Kurz vor 9 Uhr treffen sich die Exkursionsteilnehmenden an einem kühlen Herbsttag am Nikolaitor, um die Vielfalt des Lainzer Tiergartens, der ein Teil des Wienerwaldes ist und vom Forst- und Landwirtschaftsbetrieb der Stadt Wien (MA 49) betreut wird, in den Blick zu nehmen. Schon bei der Begrüßung wird ausdrücklich betont, wie elementar funktionierende Ökosystemdienstleitungen in unseren Wäldern sind – nicht zuletzt für das Klima in unseren Städten und damit auch uns Menschen: Ohne die kühlende Funktion des Wienerwaldes wäre es in der Stadt an Sommertagen um bis zu 6°C wärmer.

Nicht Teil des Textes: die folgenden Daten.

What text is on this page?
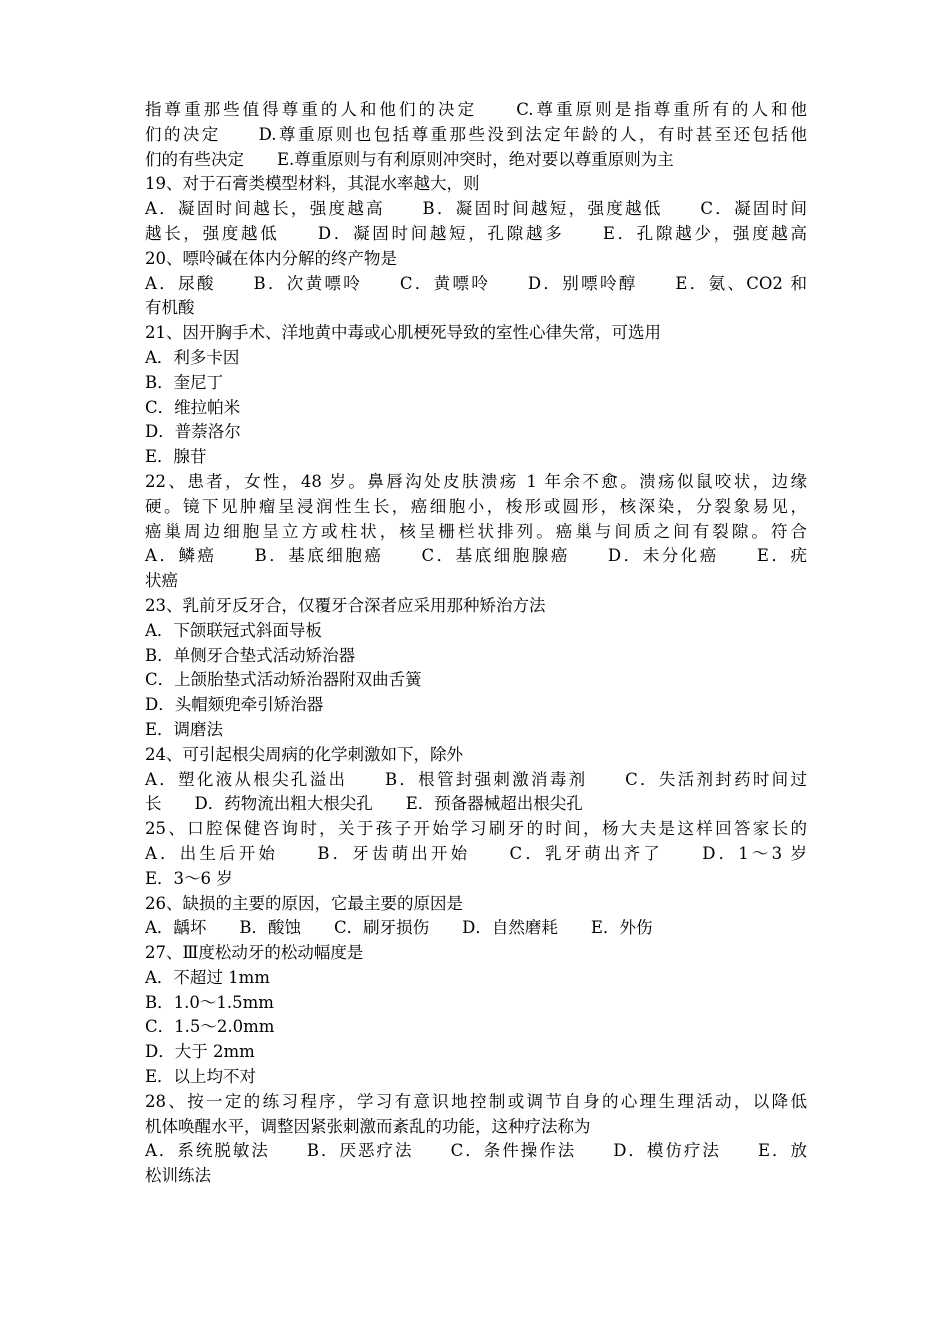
指尊重那些值得尊重的人和他们的决定　　C.尊重原则是指尊重所有的人和他
们的决定　　D.尊重原则也包括尊重那些没到法定年龄的人，有时甚至还包括他
们的有些决定　　E.尊重原则与有利原则冲突时，绝对要以尊重原则为主
19、对于石膏类模型材料，其混水率越大，则
A．凝固时间越长，强度越高　　B．凝固时间越短，强度越低　　C．凝固时间
越长，强度越低　　D．凝固时间越短，孔隙越多　　E．孔隙越少，强度越高
20、嘌呤碱在体内分解的终产物是
A．尿酸　　B．次黄嘌呤　　C．黄嘌呤　　D．别嘌呤醇　　E．氨、CO2 和
有机酸
21、因开胸手术、洋地黄中毒或心肌梗死导致的室性心律失常，可选用
A．利多卡因
B．奎尼丁
C．维拉帕米
D．普萘洛尔
E．腺苷
22、患者，女性，48 岁。鼻唇沟处皮肤溃疡 1 年余不愈。溃疡似鼠咬状，边缘
硬。镜下见肿瘤呈浸润性生长，癌细胞小，梭形或圆形，核深染，分裂象易见，
癌巢周边细胞呈立方或柱状，核呈栅栏状排列。癌巢与间质之间有裂隙。符合
A．鳞癌　　B．基底细胞癌　　C．基底细胞腺癌　　D．未分化癌　　E．疣
状癌
23、乳前牙反牙合，仅覆牙合深者应采用那种矫治方法
A．下颌联冠式斜面导板
B．单侧牙合垫式活动矫治器
C．上颌胎垫式活动矫治器附双曲舌簧
D．头帽颏兜牵引矫治器
E．调磨法
24、可引起根尖周病的化学刺激如下，除外
A．塑化液从根尖孔溢出　　B．根管封强刺激消毒剂　　C．失活剂封药时间过
长　　D．药物流出粗大根尖孔　　E．预备器械超出根尖孔
25、口腔保健咨询时，关于孩子开始学习刷牙的时间，杨大夫是这样回答家长的
A．出生后开始　　B．牙齿萌出开始　　C．乳牙萌出齐了　　D．1～3 岁
E．3～6 岁
26、缺损的主要的原因，它最主要的原因是
A．龋坏　　B．酸蚀　　C．刷牙损伤　　D．自然磨耗　　E．外伤
27、Ⅲ度松动牙的松动幅度是
A．不超过 1mm
B．1.0～1.5mm
C．1.5～2.0mm
D．大于 2mm
E．以上均不对
28、按一定的练习程序，学习有意识地控制或调节自身的心理生理活动，以降低
机体唤醒水平，调整因紧张刺激而紊乱的功能，这种疗法称为
A．系统脱敏法　　B．厌恶疗法　　C．条件操作法　　D．模仿疗法　　E．放
松训练法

Der Wienerwald per se ist mit rund 105.000 ha die grüne Lunge am Rande Wiens und ein beliebtes Naherholungsgebiet. 1941 wurde der Lainzer Tiergarten zum Naturschutzgebiet erklärt, in dem grundsätzlich jeder Eingriff verboten ist, außer er dient der Pflege und Erhaltung der Schutzgüter oder der naturverträglichen Nutzung als Erholungsgebiet. Seit 2005 ist er auch eine der besonders geschützten Pflegezonen im Biosphärenpark Wienerwald. Aufgrund seiner Bedeutung wurde er im Jahr 2007 per Verordnung der Wiener Landesregierung zum Europaschutzgebiet erklärt und ist damit Teil des EU-weiten Natura 2000-Netzwerks.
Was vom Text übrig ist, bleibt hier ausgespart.